The moment I laid eyes on this sweet boy, I felt like I knew him. I believe this is the gift of parenting your second child. Gone is the "can I do this?" fear, it is replaced with the confidence of knowing that I am a parent, I am equipped to attend to his needs (and I can pretend that I know what I'm doing in the middle of the night when I'm really at a loss). In those early morning hours on July 13th, I was blessed with the most amazing gift, a baby boy. As this year unfolded, we've had our difficult moments. The teething, the highs and lows of Julia's adjustment, unexplained sickness, and another realization that there is never enough time in the day...

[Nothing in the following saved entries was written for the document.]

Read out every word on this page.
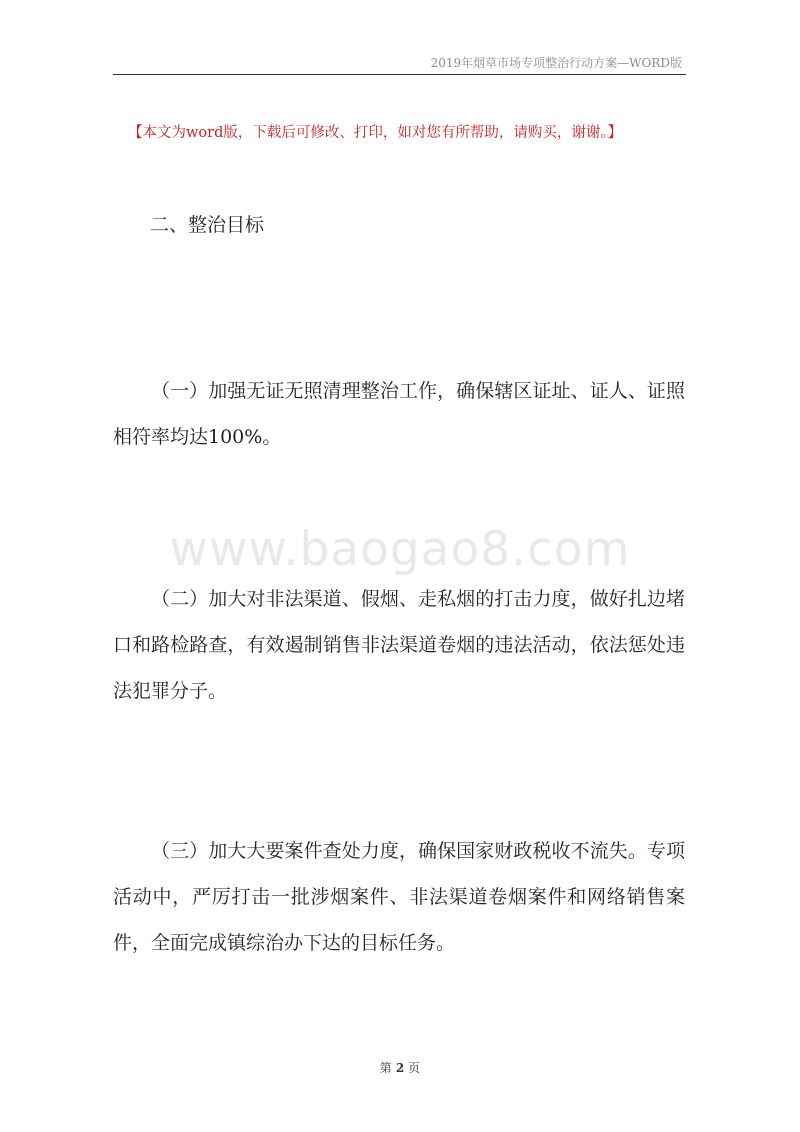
2019年烟草市场专项整治行动方案—WORD版
【本文为word版，下载后可修改、打印，如对您有所帮助，请购买，谢谢。】
二、整治目标

（一）加强无证无照清理整治工作，确保辖区证址、证人、证照相符率均达100%。

www.baogao8.com

（二）加大对非法渠道、假烟、走私烟的打击力度，做好扎边堵口和路检路查，有效遏制销售非法渠道卷烟的违法活动，依法惩处违法犯罪分子。

（三）加大大要案件查处力度，确保国家财政税收不流失。专项活动中，严厉打击一批涉烟案件、非法渠道卷烟案件和网络销售案件，全面完成镇综治办下达的目标任务。

第 2 页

Despite our adjustment, Charlie has been along from the ride from the beginning. I laugh that our lives became easier when he arrived. It is beyond true. There is a contentment that seeps from his body. To hold him in your arms is an experience in this peace. Though he is quite proud of his recent accomplishments (which typically involve moving pretty quickly), he remains happy in the arms of someone he loves. He makes his presence known, but it's not with bells and whistles. It is a quiet presence with an insatiable giggle and and a sense of humor that shows that he knows what's going on around him. His favorite things are usually his sister's toys, but he makes them his own. He plays so differently than Julia ever did. He is into things that she never bothered with. He has already accomplished the stairs (under my trusty guidance...I only looked away for a minute and he was giggling at the top). And he is teetering on his feet - ready to walk at any moment.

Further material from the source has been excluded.